Lily was slow at thinking; it had always been so, since she was a little thing. She was a woman who let life happen to her without troubling her mind about things more than was necessary. The events of her life, its alterations and meanders, had not been in any way the result of any decisive action on her part but only accidents of fortune, the hand dealt by an inscrutable God, impositions by other people. She panicked at change, and submitted to it without question. Her only hope for many years had been that things would not get any worse—though generally they had. Contemplation of experience did not come naturally to her. But now that the first shock of Ann’s arrival had subsided, she sat on the steps and felt a question struggling to surface.

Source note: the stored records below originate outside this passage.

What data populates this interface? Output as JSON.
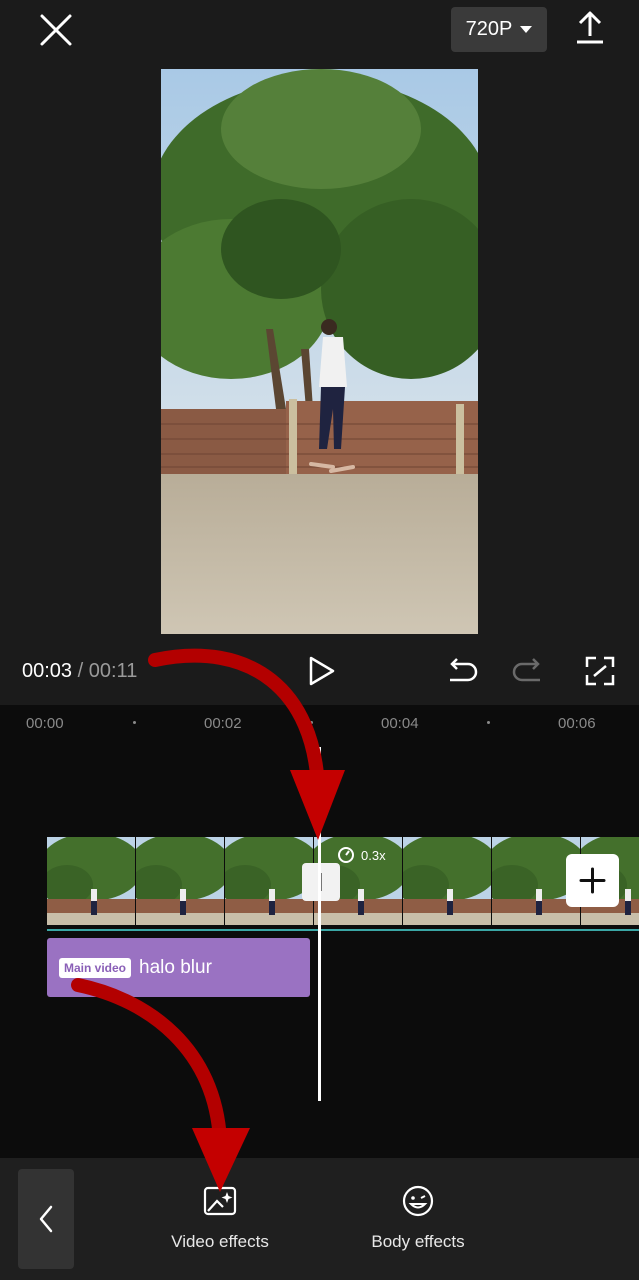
{
  "topbar": {
    "resolution": "720P"
  },
  "playback": {
    "current_time": "00:03",
    "separator": "/",
    "total_time": "00:11"
  },
  "timeline": {
    "ruler_labels": [
      "00:00",
      "00:02",
      "00:04",
      "00:06"
    ],
    "speed_label": "0.3x",
    "effect_clip": {
      "badge": "Main video",
      "name": "halo blur"
    }
  },
  "bottom_toolbar": {
    "tools": [
      {
        "label": "Video effects",
        "icon": "video-effects-icon"
      },
      {
        "label": "Body effects",
        "icon": "body-effects-icon"
      }
    ]
  },
  "colors": {
    "background": "#1b1b1b",
    "timeline_bg": "#0c0c0c",
    "effect_clip": "#9a72c2",
    "track_line": "#3ba7a6",
    "annotation_arrow": "#d00000"
  }
}
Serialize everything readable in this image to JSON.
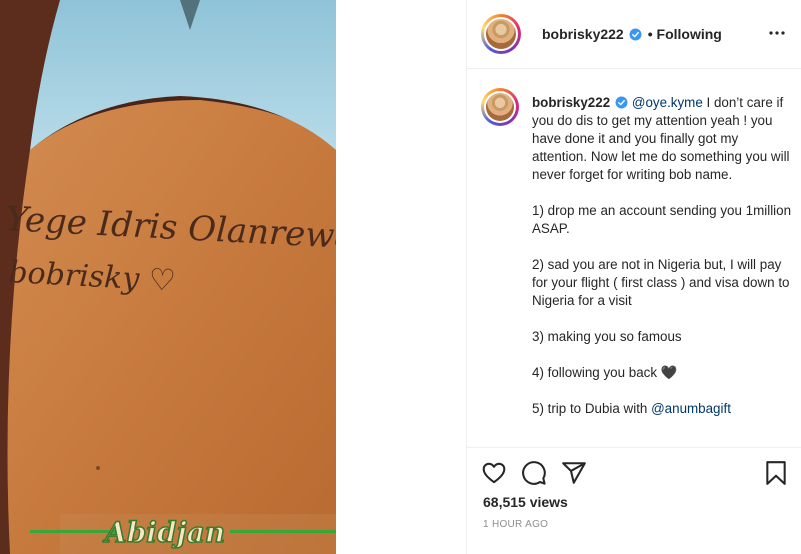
{
  "post": {
    "username": "bobrisky222",
    "verified": true,
    "follow_separator": "•",
    "follow_status": "Following",
    "more_icon": "more-icon"
  },
  "caption": {
    "username": "bobrisky222",
    "mention": "@oye.kyme",
    "intro": " I don’t care if you do dis to get my attention yeah ! you have done it and you finally got my attention. Now let me do something you will never forget for writing bob name.",
    "items": [
      "1) drop me an account sending you 1million ASAP.",
      "2) sad you are not in Nigeria but, I will pay for your flight ( first class ) and visa down to Nigeria for a visit",
      "3) making you so famous",
      "4) following you back 🖤",
      "5) trip to Dubia with "
    ],
    "last_mention": "@anumbagift"
  },
  "media": {
    "tattoo_line1": "Yege Idris Olanrewaju",
    "tattoo_line2": "bobrisky ♡",
    "location_overlay": "Abidjan"
  },
  "actions": {
    "icons": [
      "heart-icon",
      "comment-icon",
      "share-icon",
      "bookmark-icon"
    ]
  },
  "stats": {
    "views": "68,515 views",
    "timestamp": "1 HOUR AGO"
  },
  "colors": {
    "link": "#00376b",
    "verified_blue": "#3897f0",
    "secondary_text": "#8e8e8e"
  }
}
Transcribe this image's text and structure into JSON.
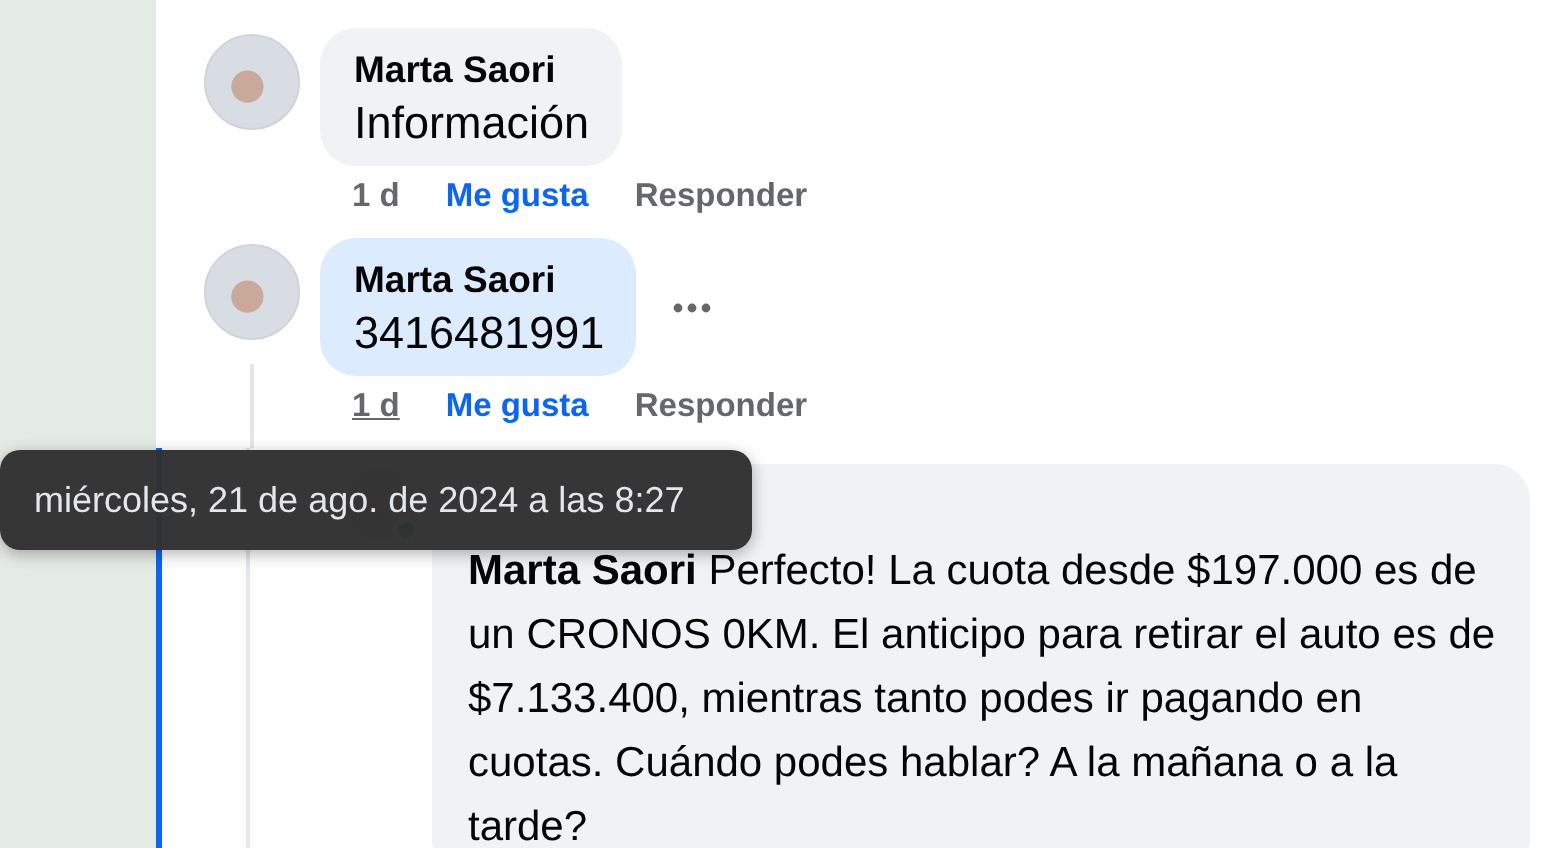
{
  "comments": [
    {
      "author": "Marta Saori",
      "text": "Información",
      "time": "1 d",
      "like": "Me gusta",
      "reply": "Responder",
      "highlighted": false,
      "time_hovered": false
    },
    {
      "author": "Marta Saori",
      "text": "3416481991",
      "time": "1 d",
      "like": "Me gusta",
      "reply": "Responder",
      "highlighted": true,
      "time_hovered": true
    }
  ],
  "reply": {
    "mention": "Marta Saori",
    "text": "Perfecto! La cuota desde $197.000 es de un CRONOS 0KM. El anticipo para retirar el auto es de $7.133.400, mientras tanto podes ir pagando en cuotas. Cuándo podes hablar? A la mañana o a la tarde?",
    "online": true
  },
  "tooltip": {
    "text": "miércoles, 21 de ago. de 2024 a las 8:27"
  }
}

Ann of the nightmares was a terrifying and vengeful figure, with her raised finger and her black eyes. Ann of the Swan at Radcot, Ann as she now saw her at the Vaughans, was a different Ann altogether. She was quiet. She did not stare, nor point, nor dart vindictive looks. She gave no appearance of being set on harming anyone, let alone Lily. This Ann who had come back was much more like Ann as she used to be.
For two hours Lily sat on the steps with the darkness of the sky pressing at the window and the rush of the river in her ears. She thought of Ann who came from the river, dripping horror onto the floorboards. She thought of Ann by the fireplace at Buscot Lodge in her blue wool dress. By the time the watermark on the floor had merged with the general gloom, she had not organized her puzzlement into a question, and she was a long way from finding any answers. All she was left with when she rose stiffly and took her coat off to go to bed was a deep and impenetrable mystery.